この日、多くの投手が順番にブルペン入り。
投球練習を終えた後、後方で静かに見守っていた右腕のもとへ、次々と足を運んだ。
変化球の握り、リリースの感覚、フォームの再現性。
質問は具体的で、トップレベルの投手同士だからこそ交わされる濃密なやり取りが続いた。
初日にカーブの握りについて助言を受けた北山投手は、この日も連日のブルペン入り。投球後にはトラックマンのデータを並べ、ダルビッシュ選手とともにフォームを実演しながら細部を確認した。
数値と感覚をすり合わせる作業は、まさに“研究”そのものだった。
ダルビッシュ選手は初日、「話すことは嫌いではない」と積極的なコミュニケーションに前向きな姿勢を示していた。一方で、「出しゃばらないように」とも語り、ブルペン後方から静かに観察。求められれば応じる―そのスタンスが、かえって投手陣の向上心を刺激している。

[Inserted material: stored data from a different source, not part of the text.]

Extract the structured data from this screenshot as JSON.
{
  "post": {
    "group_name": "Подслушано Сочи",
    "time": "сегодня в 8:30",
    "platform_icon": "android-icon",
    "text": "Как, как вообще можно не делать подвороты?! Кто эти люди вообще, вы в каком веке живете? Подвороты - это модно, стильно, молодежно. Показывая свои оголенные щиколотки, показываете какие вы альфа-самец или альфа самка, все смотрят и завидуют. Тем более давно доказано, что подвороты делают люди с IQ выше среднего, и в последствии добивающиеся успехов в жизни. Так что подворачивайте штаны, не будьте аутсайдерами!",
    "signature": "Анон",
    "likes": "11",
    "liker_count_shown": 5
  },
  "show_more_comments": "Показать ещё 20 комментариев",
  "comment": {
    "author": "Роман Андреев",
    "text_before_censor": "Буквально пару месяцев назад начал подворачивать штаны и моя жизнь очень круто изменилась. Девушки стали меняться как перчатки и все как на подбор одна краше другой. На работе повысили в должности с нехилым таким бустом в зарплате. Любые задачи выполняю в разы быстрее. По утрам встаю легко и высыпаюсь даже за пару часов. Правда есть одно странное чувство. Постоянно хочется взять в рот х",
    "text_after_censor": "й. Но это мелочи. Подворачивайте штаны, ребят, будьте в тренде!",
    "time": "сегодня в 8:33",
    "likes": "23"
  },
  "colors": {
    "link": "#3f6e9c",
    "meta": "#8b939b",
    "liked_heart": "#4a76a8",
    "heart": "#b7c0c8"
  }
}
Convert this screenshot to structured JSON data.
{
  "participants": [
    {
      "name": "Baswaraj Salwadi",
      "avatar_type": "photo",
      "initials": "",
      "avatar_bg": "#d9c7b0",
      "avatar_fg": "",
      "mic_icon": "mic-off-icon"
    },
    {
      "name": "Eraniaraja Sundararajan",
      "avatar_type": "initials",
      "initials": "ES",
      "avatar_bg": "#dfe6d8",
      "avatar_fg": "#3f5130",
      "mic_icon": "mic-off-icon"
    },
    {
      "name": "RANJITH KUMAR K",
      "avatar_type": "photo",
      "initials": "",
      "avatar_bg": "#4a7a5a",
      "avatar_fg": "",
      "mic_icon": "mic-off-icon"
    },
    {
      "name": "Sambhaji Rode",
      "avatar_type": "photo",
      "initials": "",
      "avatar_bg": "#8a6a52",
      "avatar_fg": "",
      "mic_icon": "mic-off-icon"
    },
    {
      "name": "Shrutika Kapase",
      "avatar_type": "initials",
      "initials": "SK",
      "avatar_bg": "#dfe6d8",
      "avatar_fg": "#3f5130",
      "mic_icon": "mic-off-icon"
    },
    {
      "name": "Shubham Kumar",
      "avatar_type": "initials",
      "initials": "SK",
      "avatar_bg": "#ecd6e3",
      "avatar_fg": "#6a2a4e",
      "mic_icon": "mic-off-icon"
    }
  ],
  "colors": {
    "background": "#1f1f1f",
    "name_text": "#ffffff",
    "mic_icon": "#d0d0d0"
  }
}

侍ジャパンに名を連ねる投手は、いずれも各球団で結果を残してきたエース級。
それでもなお、日米通算で圧倒的な実績を誇る右腕に学ぼうとする姿勢が、合宿の空気を象徴していた。
この日は、前回大会でもチームを見守った野茂英雄氏も視察に訪れた。
日本野球界のレジェンドたちの視線のもと、ブルペンでは静かな進化が進んでいる。